Les années 1960 voient la fin de sa carrière, minée par une santé déclinante. Pourtant réélu député entre 1962 et 1967, Tanguy Prigent voit se creuser un fossé générationnel entre lui, l’ancien militant socialiste des années 1920 et la jeune garde du PSU, incarnée par Michel Rocard et forgée par l’anticolonialisme. Aux côtés d’autres personnalités politiques comme Antoine Mazier et Yves Le Foll à Saint-Brieuc, il contribue toutefois à l’implantation du PSU en Bretagne.

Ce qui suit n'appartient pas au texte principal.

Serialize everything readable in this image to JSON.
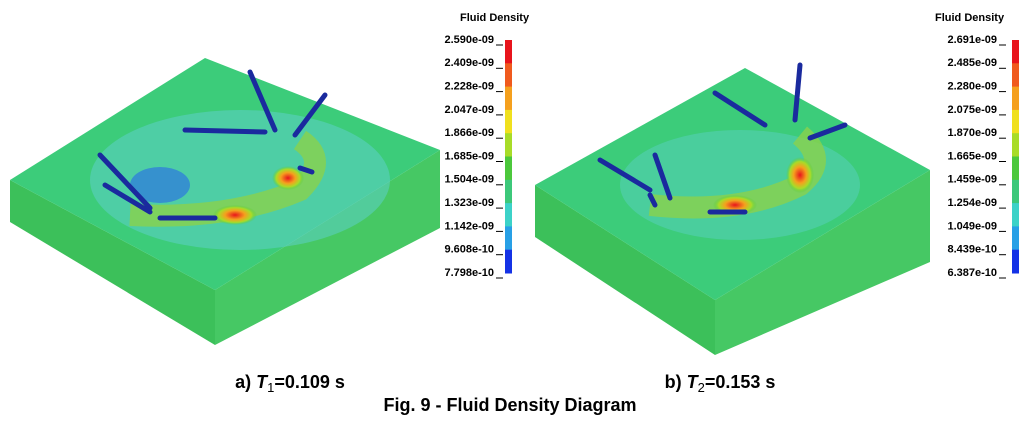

Devenu ministre. Crédit: INRA.

Au terme de sa vie, au tout début de l’année 1970, Tanguy Prigent ne peut qu’incarner la figure de l’homme du passé : la SFIO, mais aussi la défense d’une agriculture antérieure au nouveau modèle productiviste dominant dans la région. C’est notamment le cas dans le domaine du syndicalisme agricole puisqu’il n’est plus en phase avec les  nouveaux modes d’actions contestataires – si ce n’est violentes – personnifiées par Alexis Gourvennec. Autres temps, autres mœurs…

Thomas PERRONO

 

 

 

1 L’expression est empruntée au titre de la biographique que Christian Bougeard a consacré à François Tanguy-Prigent : BOUGEARD, Christian, Tanguy Prigent., paysan ministre, Rennes, Presses universitaires de Rennes, 2002.

2 Le Breton socialiste est disponible en ligne sur le site des archives départementales du Finistère.

3 INA. « Le Ministère », Les Actualités françaises, ORTF, 30/11/1945, en ligne.